Holistic system design
Good software is incredibly difficult to write, mostly subjectively awarded the accolade, focused on some specific thing or things, and the result of lots of time and effort from entire teams of experts.
This post reviews some of my own journey, and then gives some advice for holistic systems design.
A journey into software development
When I started designing and modifying software, it was mostly to scratch an itch I had. I would feel compelled to do a thing I struggled to believe was not provisioned for in the software I used.
I had to work to get my head around some things. It was exciting and empowering to make edits from trivial colour and text changes, to non-trivial additional & alternate behaviours, UI's, even systems eventually. One of my problems was that I thought of each piece of software as one thing.
One of the things I have noticed in nearly 30 years using software is that nothing is perfect. Even the most popular systems have areas for improvement. Sometimes things would work better for smaller, or larger systems. Sometimes software does not fit our mental model or workflow.
The clue is in the name. Software is not meant to be hard. If it is, refactor it!
Iterative design
One of the first movements I came across that I became excited to use was rapid application development. I was lucky enough to get on-board with this movement around the time Visual Basic & MFC were popular. My programs were trivial. My tooling was that of a novice. I can remember initial source control being zip and tarball archives, then CVS & later sites such as sourceforge.net emerged & became popular. These all made better the things that came before them. Making large systems was not immediately within reach. It can take a lot of iteration and dedication to build the delightful experiences some claim to have.
I was already a user of Linux, but I had not got the message on the UNIX philosophy yet. I loved all the things of the day; Tabbed UI, the multiple document interface, which was fairly non-standard and new. Instead of building a list of ingredients, and iteratively approaching things, I kept butting up against how difficult it was to scale a cliff in a continual movement.
Challenges Overcome
Eventually, my adventures included capturing window handles and launching processes and child-processes to composite and orchestrate my software from other software. This made extension easier and even as my software grew, distribution and management were less of a pain point.Enter libraries & frameworks
The existing software engineers amongst us will note that I had obviously not been coding in a vacuum, but using libraries and frameworks, which at the time I knew only as shared objects and DLL's, which were implementation details.
This fast-food approach to software had left me coupled to vendors I had mistakenly assumed had made the same choices I would. I am not suggesting they were operating in bedlam, or that my initial leanings were or have become the canonical source of how to do a thing; but the more I have learned about software and the motivations behind it, I become convinced the technology driving force was to isolate thought to corporate islands.
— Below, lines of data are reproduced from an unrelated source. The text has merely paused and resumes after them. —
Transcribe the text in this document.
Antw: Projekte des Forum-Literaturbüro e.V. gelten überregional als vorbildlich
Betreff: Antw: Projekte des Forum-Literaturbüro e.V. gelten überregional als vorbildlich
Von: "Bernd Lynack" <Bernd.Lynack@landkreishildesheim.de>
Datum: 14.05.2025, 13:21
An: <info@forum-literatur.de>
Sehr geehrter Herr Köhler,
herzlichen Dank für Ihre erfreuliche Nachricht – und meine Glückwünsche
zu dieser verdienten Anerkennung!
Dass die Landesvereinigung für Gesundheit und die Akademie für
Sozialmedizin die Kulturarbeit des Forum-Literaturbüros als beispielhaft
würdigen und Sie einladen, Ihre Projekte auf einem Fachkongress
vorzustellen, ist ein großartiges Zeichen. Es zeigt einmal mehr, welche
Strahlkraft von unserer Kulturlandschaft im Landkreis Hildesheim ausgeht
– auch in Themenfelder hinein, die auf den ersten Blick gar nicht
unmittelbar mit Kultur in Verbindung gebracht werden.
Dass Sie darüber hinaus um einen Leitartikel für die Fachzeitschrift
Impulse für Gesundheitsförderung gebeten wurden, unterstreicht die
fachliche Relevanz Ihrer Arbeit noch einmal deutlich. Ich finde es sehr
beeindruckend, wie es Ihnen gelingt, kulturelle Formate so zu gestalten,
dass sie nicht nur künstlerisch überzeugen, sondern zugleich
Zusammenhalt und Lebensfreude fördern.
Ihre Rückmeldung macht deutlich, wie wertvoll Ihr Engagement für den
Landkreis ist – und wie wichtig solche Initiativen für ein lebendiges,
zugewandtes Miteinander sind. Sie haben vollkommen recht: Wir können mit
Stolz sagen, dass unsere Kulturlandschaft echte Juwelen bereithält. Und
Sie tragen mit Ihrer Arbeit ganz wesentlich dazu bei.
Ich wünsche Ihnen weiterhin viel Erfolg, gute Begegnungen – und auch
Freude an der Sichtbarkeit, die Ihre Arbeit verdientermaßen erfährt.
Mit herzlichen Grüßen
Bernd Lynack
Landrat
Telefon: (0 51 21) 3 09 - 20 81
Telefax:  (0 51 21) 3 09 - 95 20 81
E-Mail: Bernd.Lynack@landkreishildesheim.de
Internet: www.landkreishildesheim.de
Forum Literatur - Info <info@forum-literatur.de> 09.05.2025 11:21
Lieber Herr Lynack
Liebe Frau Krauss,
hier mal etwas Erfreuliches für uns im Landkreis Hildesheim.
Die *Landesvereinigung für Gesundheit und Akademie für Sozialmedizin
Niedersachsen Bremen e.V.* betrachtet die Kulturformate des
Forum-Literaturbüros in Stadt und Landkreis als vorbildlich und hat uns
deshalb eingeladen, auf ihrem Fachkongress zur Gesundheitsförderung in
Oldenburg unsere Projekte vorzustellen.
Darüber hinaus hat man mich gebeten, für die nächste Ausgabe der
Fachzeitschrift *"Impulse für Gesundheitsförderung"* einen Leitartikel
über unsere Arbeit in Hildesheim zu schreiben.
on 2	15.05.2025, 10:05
Whoever owns your language, owns a thing you use to think, and undoubtedly owns a larger part of your future. [Intellectual Property]
Being sensible
I am not advocating we all go back to islands of machine code, or try to build our own island states of NIH. I am also not assuming everyone has reached the level where they can shed their framework, or abandon every library, or write their own. it is more to say that we should be incredibly careful of who we entrust our future to, and how much we trust them.
Lazily accepting that a framework or library approach to a problem is the best, or only approach is a decidedly immature viewpoint, and yet one I hear far too much.
- Your CMS is not the easiest for everyone, or the best for everyone.
- Your database vendor does not have a monopoly on information design or layout.
- That framework which saves you a day getting started might cost you years.
What to do then?
- Regularly map out your problem space.
- Try to fix issues by prevalence & severity.
- Try to discuss technology using facts & data specific to you, not feelings, blogs, phrases from memes.
- Try to do less things.
- Try to do those things you do, better than anyone else.
- Search for information refuting your views, expanding your knowledge.
The last point takes a lot of time. You may be shocked to know system & library vendors are not known for cataloguing the limitations, edge cases, or mostly design considerations of their systems exhaustively. It is okay to be human and assume these people are human.
A good rule of thumb is that unless everything is working as designed, all the time, your assumptions are proven to be eternal, and you can prove that; it is not good enough.
- Okay so it took 5 minutes to set something up in layer 7.
It might be faster solving in layers 3 or 4.
It is okay to not write all your software in one language. - Perhaps your storage library creates many decisions.
Maybe those trap you in your code to talk to your files.
Are there other tools or approaches? - Maybe it will be hard to secure that 1GB software package.
Maybe it is made of tinier parts,
Maybe those parts are what you should use.
Maybe it is fine to use, but only in a deferred environment.
You can break down a problem by iterating, partitioning, discarding. Relinquish parts of a problem you have data to show are not important, simply do not care about or do not have data to support.
You can do this, and you will make better systems if you do.